2. **Link overlay.** For each character, intersect its bbox with the page's
   `get_links()` rectangles; the winning rectangle (≥50% coverage) tags the
   character with a URL. The tag is carried into the span-merge step, so a
   sentence that includes a partial-word link like *"See the report [here](…)
   for details"* comes out with the link on the exact word, not the whole
   line.
3. **Merge characters to spans.** Adjacent characters with identical
   `(font, size, colour, flags, url)` are coalesced; a gap wider than
   `0.6 × fontsize` inserts a literal space.
4. **Structure.** Body-text size is the char-weighted modal font size;
   sizes ≥ `1.10 × body` become heading buckets (H1/H2/H3 by rank).
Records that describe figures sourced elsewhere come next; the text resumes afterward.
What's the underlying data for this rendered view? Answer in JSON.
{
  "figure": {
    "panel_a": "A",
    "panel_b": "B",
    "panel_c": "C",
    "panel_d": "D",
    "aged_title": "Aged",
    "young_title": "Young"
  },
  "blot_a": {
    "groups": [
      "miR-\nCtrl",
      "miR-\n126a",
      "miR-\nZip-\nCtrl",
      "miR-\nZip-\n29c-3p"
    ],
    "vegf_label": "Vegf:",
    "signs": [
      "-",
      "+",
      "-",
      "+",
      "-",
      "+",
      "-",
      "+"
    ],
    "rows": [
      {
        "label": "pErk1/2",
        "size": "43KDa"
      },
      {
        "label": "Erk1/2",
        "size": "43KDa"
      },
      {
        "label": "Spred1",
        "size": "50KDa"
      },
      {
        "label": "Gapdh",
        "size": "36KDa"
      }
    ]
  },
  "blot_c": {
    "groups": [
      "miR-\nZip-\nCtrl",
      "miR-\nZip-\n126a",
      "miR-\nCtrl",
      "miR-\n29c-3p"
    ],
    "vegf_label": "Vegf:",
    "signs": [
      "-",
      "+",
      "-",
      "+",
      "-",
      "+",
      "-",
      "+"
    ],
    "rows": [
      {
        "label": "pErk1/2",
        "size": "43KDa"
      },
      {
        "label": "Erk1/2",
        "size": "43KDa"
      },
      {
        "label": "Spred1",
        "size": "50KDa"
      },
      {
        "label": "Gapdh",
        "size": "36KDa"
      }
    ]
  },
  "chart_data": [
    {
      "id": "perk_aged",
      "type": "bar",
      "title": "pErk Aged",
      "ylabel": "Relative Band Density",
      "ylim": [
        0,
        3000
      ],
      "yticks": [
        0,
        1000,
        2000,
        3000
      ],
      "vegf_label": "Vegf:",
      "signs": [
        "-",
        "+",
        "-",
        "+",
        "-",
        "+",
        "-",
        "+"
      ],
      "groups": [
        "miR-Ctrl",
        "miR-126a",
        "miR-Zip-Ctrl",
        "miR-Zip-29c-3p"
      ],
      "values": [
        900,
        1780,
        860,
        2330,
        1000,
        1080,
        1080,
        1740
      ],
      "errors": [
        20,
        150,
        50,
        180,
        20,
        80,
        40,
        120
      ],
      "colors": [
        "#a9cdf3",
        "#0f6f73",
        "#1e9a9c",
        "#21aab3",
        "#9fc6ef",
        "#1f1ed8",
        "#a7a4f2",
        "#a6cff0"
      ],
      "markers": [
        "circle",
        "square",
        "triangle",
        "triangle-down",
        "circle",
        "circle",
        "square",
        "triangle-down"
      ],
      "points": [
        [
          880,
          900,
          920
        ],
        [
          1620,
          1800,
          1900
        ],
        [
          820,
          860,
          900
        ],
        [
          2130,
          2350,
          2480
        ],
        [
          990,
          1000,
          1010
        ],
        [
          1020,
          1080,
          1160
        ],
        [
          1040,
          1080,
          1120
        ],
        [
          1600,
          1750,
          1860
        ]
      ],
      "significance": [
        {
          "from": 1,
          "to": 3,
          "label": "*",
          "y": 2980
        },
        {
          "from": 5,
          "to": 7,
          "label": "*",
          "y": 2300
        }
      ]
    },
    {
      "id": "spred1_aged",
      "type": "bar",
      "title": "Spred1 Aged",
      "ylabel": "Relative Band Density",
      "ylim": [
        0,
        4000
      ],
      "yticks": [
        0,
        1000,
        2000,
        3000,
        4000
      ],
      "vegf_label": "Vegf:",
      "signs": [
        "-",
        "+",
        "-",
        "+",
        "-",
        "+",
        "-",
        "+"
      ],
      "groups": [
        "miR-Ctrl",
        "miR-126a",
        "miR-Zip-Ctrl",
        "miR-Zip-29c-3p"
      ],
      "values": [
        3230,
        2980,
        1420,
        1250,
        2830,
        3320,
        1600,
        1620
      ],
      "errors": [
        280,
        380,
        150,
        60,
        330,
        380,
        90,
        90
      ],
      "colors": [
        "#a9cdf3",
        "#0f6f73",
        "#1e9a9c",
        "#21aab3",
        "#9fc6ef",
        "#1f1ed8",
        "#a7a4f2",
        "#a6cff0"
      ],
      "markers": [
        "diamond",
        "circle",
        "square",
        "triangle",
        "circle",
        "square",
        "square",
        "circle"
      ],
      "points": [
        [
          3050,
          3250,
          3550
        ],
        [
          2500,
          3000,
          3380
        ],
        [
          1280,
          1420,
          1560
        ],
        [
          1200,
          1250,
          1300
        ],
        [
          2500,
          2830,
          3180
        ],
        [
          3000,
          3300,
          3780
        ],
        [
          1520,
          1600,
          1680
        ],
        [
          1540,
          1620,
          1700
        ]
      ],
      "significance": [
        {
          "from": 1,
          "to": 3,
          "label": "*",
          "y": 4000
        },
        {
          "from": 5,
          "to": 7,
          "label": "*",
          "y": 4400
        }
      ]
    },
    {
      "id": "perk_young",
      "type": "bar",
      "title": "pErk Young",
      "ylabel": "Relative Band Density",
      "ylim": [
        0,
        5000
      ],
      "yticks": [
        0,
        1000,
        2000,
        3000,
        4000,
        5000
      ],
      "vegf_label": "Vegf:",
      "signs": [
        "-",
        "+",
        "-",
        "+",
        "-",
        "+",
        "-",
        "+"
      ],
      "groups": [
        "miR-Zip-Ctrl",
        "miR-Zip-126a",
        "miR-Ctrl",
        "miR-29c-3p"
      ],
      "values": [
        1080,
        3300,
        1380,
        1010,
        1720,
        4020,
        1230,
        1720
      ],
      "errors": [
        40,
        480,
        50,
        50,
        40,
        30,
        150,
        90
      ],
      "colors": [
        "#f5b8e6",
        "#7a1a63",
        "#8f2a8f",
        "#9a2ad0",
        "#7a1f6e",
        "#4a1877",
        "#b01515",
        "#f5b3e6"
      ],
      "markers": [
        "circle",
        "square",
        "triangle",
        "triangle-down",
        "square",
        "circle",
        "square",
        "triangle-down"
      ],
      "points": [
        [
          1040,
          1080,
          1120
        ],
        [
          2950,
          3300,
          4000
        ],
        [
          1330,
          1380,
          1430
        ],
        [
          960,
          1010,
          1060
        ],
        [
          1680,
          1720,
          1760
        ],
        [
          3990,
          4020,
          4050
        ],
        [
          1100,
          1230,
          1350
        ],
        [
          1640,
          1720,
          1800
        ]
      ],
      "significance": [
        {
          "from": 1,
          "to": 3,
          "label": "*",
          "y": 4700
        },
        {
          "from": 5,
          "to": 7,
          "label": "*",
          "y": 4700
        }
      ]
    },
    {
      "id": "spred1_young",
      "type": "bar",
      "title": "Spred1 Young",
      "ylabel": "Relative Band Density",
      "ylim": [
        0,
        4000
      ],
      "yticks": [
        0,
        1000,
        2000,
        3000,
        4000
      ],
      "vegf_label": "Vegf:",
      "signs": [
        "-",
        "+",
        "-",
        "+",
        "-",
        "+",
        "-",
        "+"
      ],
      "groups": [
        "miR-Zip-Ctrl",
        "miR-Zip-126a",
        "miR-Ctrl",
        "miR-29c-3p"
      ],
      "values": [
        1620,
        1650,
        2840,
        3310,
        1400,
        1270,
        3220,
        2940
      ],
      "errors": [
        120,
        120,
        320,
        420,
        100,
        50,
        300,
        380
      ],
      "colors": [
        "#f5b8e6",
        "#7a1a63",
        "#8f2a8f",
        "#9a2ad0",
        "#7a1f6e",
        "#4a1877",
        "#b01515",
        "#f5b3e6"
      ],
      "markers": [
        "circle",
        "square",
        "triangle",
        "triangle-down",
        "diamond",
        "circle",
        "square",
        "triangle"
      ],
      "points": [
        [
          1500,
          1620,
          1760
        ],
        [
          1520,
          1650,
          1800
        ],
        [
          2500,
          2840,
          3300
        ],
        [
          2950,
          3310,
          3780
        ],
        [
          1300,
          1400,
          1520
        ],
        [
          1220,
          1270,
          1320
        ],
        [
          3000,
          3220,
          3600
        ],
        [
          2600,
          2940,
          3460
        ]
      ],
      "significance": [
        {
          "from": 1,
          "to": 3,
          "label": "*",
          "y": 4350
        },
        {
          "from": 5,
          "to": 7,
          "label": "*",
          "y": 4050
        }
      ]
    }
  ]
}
List
   items are detected by their first-line prefix (`1.`, `•`, `-`, …). A
   continuation pass then joins wrapped lines that share the previous
   block's x-indent and have no heading/list marker. Citation pills
   (single-line blocks whose every URL-bearing span is ≥10% smaller than
   body) are folded into the previous paragraph.
5. **Tables & images.** `page.find_tables()` regions become pipe-tables and
   consume the text blocks inside them; embedded images are written to
   `assets/` and referenced with `![alt](path)`.
6. **Emit.** Each block is rendered to Markdown, with consecutive same-URL
   spans collapsed into a single `[...](url)` and adjacent bold runs merged
   around whitespace so the output reads `**new investigations**` rather
   than `**new** **investigations**`.
7. **Visual diff.** `claude-pdf2md ... --diff` renders both sides at the
   same page size and DPI, and reports per-page SSIM + pixel-diff ratio.

## Repository layout

```
claude_pdf2md/
  __init__.py         # public API
  model.py            # BBox, Span, Line, Block, Page, Doc dataclasses
  extract.py          # PyMuPDF → model, char merge, linkage
  links.py            # link-rect → character tagging
  structure.py        # headings, lists, citation & continuation merging
  tables.py           # fitz.find_tables → Markdown tables
  images.py           # embedded-image extraction
  emit.py             # model → Markdown string
  converter.py        # pipeline orchestration
  cli.py              # `claude-pdf2md` entry point
  rendering.py        # MD → HTML → PDF → PNG, page side-by-side
  diff.py             # numpy-only SSIM + coarse pixel diff
tests/
  conftest.py         # synthetic-PDF fixture, optional Bulgaria Watch PDF
  test_links.py       # link recall, no spurious links, partial-word links
  test_structure.py   # heading + list detection
  test_emit.py        # table rendering, bold-run merging
  test_diff.py        # SSIM/pixel-diff sanity checks
  test_integration.py # end-to-end on the Bulgaria Watch research PDF
```

## Limitations (v0.1)

- **Typographic fidelity** is structural, not pixel-level. The diff uses a
  neutral serif font for the Markdown side, so SSIM against the original
  Georgia/Type3 PDF sits around 0.4–0.5 even when the content lines up
  correctly. Treat the SSIM score as "layout preserved" vs "layout broken",
  not "visual match".
- **No OCR**. Scanned PDFs without a text layer produce empty Markdown.
- **Heading levels** cap at H3 based on the three largest heading sizes in
  the document. Deeper hierarchies are flattened.
- **Footnotes / endnotes** aren't split out into a footnote section; they
  appear inline at the position they occur.
- **Two-column layouts** are read in PyMuPDF's default order, which is
  usually top-to-bottom-per-column but not guaranteed.

## License

MIT — see `LICENSE`.

Note that PyMuPDF, this project's primary runtime dependency, is AGPL-3.0 (or
commercial). Distributing `claude-pdf2md` together with PyMuPDF binaries
subjects the combined distribution to AGPL obligations. The
`claude-pdf2md` source itself remains MIT.